The structures, made from potato starch, provide seedlings with protection from high-energy environments without limiting their growth. They break down over time, making way for the established plants to thrive.
Coastal wetlands, such as mangrove forests and saltmarshes, provide many benefits including protection from storm surges, and habitat for coastal wildlife. They also store atmospheric carbon, acting as a nature-based solution against climate change. However, coastal wetlands have been degraded and lost around the world and restoring them can be challenging.
Dr Stacey Trevathan-Tackett of Deakin University’s Blue Carbon Lab says that restoration efforts can be hampered by harsh environmental conditions that damage wetland plants at crucial early stages of their growth – making it important to constantly develop new methods to encourage growth.
“We are exploring new ways to help improve the success of restoration and recovery of wetlands,” Dr Trevathan-Tackett said in a press release. “This includes trialling new and creative techniques in different habitats and conditions, as well as working with local communities along the way.”
While mangrove seeds planted into these structures over the summer have started to sprout, researchers want to quantify survival and growth over time and determine how the novel approach is working and to make improvements along the way.
The project, titled Regenerating Our Coasts, is a three-year programme partnered with Beach Energy that focuses on research and outreach.
Beach’s CEO Morné Engelbrecht said: “Beach Energy is proud to partner with Deakin Uni’s Blue Carbon Lab to support research to help restore blue carbon ecosystems and accelerate coastal restoration.

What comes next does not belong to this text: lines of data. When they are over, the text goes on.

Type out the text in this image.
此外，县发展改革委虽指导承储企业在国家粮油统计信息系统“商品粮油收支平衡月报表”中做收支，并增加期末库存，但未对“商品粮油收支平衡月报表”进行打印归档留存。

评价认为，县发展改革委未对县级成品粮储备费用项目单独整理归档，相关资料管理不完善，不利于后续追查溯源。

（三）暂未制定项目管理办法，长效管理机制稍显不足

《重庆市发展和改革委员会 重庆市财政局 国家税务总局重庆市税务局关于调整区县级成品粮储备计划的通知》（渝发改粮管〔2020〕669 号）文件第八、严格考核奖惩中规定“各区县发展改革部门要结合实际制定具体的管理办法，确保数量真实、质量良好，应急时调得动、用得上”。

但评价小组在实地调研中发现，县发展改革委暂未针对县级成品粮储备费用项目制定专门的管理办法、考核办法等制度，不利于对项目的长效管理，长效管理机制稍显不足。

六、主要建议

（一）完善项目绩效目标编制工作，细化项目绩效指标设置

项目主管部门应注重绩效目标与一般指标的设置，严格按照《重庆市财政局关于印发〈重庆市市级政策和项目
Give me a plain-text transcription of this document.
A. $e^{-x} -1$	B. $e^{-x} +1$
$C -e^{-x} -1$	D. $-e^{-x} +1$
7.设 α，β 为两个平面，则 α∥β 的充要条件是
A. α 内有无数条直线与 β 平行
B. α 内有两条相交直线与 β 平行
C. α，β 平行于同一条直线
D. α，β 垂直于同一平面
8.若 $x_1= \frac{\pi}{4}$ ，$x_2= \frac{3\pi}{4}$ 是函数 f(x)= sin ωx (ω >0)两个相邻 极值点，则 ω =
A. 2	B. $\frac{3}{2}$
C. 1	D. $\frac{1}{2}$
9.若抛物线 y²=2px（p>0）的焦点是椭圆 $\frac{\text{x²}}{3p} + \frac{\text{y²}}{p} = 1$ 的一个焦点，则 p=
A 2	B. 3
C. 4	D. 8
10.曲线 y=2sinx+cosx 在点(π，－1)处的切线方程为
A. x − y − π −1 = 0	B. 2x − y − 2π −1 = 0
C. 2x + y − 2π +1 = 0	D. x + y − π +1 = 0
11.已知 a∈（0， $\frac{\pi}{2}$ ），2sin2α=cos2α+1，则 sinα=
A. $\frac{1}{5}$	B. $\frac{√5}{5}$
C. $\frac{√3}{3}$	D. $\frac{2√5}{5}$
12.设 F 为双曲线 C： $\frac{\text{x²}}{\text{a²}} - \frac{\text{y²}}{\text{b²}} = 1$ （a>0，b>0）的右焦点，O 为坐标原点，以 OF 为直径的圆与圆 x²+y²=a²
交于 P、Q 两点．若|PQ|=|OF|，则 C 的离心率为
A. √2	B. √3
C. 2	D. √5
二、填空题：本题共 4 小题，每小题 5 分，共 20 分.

This is Beach’s largest ever environmental partnership and demonstrates our commitment to leaving a positive contribution to communities.”
“With the Regenerating Our Coasts programme, we are excited to see seedlings beginning to grow through the structures,” said Dr Trevathan-Tackett. “But they have a long way to go, and so do we in terms of trialling different approaches to maximise what this method can do.”
Not all coastal wetlands are the same, different environmental conditions, historical impacts, and even the types of plants and animals present influence the restoration success. With such diversity at play, the Blue Carbon Lab team aim to optimise these structures across different wetlands and plant species in Victoria’s Port Phillip Bay and Western Port Bay.
The trial site in Western Port has enlisted the help of citizen scientists, who will measure both the survival and growth of a batch of mangrove seedlings. The data collected as part of ongoing monitoring will help the researchers further develop restoration approaches at local mangrove sites.
“We see outreach as a vital part of the project,” said Dr Trevathan-Tackett. “Engaging with communities through education and knowledge-exchange means that more people understand the problem and support what we’re doing to solve it.
In turn, by getting involved in citizen science activities, they are contributing to research projects that will ultimately benefit restoration efforts,” Dr Trevathan-Tackett concluded.